La primaire du PSE devrait pour cela être une primaire indirecte, échelonnée en deux étapes : les militants du PSE éliraient d’abord, État par État, les délégués de chaque parti membre, en vue d’une convention d’investiture chargée de désigner le candidat du PSE. Indirect, le processus n’en demeurerait pas moins une primaire, car les militants voteraient pour des délégués ouvertement engagés pour tel ou tel candidat européen. Resterait donc à répartir les sièges de délégués de manière objective entre partis membres, de préférence sur la base de la composition du Parlement européen.
Ce système permettrait à chaque parti membre de désigner ses délégués selon la procédure qui lui convient le mieux, le principe général étant que les militants devraient être impliqués. Ainsi, pour désigner ses délégués, le parti travailliste britannique pourrait appliquer la méthode des collègues électoraux qu’il emploie déjà pour la sélection de son leader national, accordant ainsi un tiers des voix aux syndicats, et un tiers aux parlementaires. Le PD italien et le PASOK grec pourraient, quant à eux, faire le choix de primaires ouvertes. Enfin, les partis les plus réticents pourraient, si nécessaire, déroger au principe de consultation des militants en confiant la désignation de leurs délégués à une assemblée plus restreinte.
Une compétition visible et un choix sans ambiguïté
L’objectif d’un telle primaire est aussi de faire émerger un candidat ambitieux et bien identifié par les électeurs. Pour cela, le processus devrait aspirer à une compétition ouverte et équitable, qui mobiliserait les média et aboutirait à un choix sans ambigüité.
Tout d’abord, il faudra éviter de restreindre artificiellement le processus à quelques candidatures autorisées. Pour qu’il n’y ait aucune suspicion sur la qualification préalable des candidats, tout membre du PSE devrait pouvoir se porter candidat à l’investiture, à condition d’obtenir le parrainage d’un nombre limité d’élus PSE dans quelques pays.
Un autre élément décisif sera le calendrier des scrutins. Une des forces des primaires américaines est justement son calendrier. L’étalement des votes des différents États sur plusieurs mois pousse en effet les candidats à développer leur projet et à mener la campagne sur le terrain, tout en entretenant le suspens sur l’issue finale. Un tel calendrier serait un atout pour la primaire du PSE.
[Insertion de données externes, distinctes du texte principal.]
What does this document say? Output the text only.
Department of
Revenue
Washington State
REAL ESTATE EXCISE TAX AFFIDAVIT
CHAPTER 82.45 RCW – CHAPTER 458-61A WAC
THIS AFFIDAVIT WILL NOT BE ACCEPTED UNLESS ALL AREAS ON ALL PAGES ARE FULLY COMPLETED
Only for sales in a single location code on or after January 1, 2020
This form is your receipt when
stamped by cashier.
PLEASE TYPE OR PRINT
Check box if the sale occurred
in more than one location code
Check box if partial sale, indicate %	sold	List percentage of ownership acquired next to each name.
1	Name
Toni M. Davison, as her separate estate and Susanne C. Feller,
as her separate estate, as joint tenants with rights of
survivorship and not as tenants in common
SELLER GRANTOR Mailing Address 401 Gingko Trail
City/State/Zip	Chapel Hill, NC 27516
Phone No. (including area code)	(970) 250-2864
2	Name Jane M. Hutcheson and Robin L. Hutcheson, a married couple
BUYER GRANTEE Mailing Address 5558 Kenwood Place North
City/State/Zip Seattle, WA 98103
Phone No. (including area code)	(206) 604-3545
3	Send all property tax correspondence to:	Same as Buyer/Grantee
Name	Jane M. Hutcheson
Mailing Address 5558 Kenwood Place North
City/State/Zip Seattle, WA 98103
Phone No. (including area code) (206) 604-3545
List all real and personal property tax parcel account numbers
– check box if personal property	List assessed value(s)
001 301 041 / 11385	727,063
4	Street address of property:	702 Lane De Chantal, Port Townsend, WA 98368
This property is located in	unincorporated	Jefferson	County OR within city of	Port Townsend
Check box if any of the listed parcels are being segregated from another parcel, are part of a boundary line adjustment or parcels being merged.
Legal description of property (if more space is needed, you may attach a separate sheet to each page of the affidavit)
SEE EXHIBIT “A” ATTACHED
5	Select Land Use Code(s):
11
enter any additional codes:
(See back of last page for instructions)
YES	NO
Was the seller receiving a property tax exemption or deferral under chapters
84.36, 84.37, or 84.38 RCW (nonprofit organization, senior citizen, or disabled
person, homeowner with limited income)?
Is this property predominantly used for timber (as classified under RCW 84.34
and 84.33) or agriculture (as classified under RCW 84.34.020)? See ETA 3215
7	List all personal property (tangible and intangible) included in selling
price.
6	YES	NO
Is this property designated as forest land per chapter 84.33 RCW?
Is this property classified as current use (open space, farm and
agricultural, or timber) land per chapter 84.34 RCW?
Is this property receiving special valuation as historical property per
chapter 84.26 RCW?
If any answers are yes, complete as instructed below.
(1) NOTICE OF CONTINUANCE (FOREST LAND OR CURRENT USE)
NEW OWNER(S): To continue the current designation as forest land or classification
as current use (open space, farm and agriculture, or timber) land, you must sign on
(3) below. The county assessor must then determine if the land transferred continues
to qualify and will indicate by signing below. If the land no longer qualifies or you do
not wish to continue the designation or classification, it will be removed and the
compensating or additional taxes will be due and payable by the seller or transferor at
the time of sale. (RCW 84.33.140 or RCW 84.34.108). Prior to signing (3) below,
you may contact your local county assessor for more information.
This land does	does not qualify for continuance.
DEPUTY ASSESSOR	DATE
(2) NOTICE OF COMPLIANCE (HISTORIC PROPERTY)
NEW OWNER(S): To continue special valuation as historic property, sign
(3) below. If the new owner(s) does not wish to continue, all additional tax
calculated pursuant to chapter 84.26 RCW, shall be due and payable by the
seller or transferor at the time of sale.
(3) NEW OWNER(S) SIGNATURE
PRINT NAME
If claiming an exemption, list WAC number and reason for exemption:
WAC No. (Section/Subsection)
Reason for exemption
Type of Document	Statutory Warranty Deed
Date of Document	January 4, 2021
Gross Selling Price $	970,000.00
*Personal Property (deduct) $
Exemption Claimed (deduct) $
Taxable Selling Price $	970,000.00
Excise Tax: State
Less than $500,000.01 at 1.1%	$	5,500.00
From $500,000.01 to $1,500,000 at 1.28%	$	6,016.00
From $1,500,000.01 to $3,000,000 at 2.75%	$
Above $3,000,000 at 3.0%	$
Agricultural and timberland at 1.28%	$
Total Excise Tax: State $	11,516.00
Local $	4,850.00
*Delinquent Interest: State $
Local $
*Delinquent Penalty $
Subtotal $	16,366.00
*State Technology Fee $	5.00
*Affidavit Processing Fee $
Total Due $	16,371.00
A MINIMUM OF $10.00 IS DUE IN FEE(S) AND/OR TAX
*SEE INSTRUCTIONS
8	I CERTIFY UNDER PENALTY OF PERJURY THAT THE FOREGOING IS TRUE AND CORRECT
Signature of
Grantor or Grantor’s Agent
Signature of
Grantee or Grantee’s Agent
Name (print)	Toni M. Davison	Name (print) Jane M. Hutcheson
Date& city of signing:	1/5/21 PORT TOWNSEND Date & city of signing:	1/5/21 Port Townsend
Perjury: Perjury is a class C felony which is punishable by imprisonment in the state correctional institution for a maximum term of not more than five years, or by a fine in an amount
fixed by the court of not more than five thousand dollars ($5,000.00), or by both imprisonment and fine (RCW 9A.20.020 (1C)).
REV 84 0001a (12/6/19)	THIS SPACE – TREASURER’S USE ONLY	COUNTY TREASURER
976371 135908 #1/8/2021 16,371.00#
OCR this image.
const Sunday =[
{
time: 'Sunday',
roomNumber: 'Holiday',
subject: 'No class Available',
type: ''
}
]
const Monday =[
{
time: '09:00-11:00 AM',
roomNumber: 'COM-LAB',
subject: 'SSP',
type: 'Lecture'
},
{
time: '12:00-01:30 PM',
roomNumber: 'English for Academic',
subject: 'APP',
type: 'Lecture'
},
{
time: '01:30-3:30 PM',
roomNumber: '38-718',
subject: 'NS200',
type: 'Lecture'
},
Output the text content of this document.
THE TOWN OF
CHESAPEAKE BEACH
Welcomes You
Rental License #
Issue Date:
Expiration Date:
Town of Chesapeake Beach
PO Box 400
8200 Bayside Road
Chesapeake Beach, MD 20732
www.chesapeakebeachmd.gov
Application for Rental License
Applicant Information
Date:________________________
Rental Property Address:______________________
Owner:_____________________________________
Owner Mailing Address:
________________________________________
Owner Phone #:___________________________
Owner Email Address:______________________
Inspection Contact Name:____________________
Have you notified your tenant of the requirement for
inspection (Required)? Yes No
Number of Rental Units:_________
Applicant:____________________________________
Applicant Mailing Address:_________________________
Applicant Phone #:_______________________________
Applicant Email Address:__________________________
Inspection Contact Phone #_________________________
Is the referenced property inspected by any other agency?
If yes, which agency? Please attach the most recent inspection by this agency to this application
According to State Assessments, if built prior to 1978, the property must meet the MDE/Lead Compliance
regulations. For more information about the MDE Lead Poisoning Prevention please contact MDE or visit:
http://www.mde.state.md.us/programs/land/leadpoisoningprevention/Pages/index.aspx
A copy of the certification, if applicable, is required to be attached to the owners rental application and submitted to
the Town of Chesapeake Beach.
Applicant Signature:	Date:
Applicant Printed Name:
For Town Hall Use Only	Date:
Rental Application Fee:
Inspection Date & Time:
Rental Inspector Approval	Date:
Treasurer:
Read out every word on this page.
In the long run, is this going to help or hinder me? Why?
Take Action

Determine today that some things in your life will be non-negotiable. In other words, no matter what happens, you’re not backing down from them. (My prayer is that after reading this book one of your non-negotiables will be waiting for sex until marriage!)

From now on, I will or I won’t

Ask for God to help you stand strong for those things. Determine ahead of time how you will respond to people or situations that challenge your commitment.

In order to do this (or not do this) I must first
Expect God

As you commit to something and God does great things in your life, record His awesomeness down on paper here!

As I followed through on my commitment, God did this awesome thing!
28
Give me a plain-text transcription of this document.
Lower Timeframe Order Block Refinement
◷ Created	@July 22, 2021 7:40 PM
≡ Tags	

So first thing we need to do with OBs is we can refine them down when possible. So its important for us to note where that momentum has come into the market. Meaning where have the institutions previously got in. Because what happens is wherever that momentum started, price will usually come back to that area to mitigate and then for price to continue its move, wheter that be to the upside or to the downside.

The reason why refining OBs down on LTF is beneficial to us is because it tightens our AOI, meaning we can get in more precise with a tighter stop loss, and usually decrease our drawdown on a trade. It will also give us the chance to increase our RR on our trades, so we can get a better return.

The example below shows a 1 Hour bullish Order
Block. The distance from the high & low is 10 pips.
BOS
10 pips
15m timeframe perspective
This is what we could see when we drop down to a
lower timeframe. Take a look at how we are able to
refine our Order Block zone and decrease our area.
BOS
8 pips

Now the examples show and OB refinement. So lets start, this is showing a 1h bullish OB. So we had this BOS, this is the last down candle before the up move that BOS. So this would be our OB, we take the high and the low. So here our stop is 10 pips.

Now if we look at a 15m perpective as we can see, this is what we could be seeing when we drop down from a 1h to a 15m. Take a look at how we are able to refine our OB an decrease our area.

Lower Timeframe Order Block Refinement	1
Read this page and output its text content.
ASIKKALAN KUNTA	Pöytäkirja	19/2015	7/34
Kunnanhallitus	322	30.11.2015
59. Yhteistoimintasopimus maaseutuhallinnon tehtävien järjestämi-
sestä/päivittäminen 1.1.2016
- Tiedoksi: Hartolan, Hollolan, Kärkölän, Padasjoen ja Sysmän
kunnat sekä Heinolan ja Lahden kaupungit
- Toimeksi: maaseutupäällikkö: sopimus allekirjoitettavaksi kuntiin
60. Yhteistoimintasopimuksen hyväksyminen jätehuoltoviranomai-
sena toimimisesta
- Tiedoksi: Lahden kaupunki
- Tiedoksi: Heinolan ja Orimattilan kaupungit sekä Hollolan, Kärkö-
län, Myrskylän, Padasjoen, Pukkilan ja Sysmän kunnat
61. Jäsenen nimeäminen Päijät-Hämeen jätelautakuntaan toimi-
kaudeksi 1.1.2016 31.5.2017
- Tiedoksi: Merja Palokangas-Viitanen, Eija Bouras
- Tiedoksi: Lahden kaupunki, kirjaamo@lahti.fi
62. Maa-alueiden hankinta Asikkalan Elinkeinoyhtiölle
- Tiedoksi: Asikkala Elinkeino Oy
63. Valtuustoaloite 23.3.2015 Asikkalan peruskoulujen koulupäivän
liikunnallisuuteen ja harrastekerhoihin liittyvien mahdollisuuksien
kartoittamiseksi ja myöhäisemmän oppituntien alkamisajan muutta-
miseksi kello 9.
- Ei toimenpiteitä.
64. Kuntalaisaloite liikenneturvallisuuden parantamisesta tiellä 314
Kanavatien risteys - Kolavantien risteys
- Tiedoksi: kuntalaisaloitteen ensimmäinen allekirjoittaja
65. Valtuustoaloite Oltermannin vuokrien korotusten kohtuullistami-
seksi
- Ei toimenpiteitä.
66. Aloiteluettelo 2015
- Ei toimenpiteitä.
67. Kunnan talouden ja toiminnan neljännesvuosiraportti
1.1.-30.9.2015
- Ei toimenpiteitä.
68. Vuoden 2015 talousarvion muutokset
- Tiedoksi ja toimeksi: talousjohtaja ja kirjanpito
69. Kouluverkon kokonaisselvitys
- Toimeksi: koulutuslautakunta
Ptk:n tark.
Enfin, il faudra éviter tant que possible que le processus entier aboutisse à un résultat flou ou équivoque, qui forcerait le PSE à un compromis improbable et jetterait la suspicion sur l’ensemble de la primaire. Pour cela, le type de majorité à atteindre pour obtenir l’investiture du parti devrait être simple et claire : la majorité absolue des délégués devrait suffire. D’autant que c’est cette règle qui s’applique désormais pour l’élection du président de la Commission par le Parlement européen.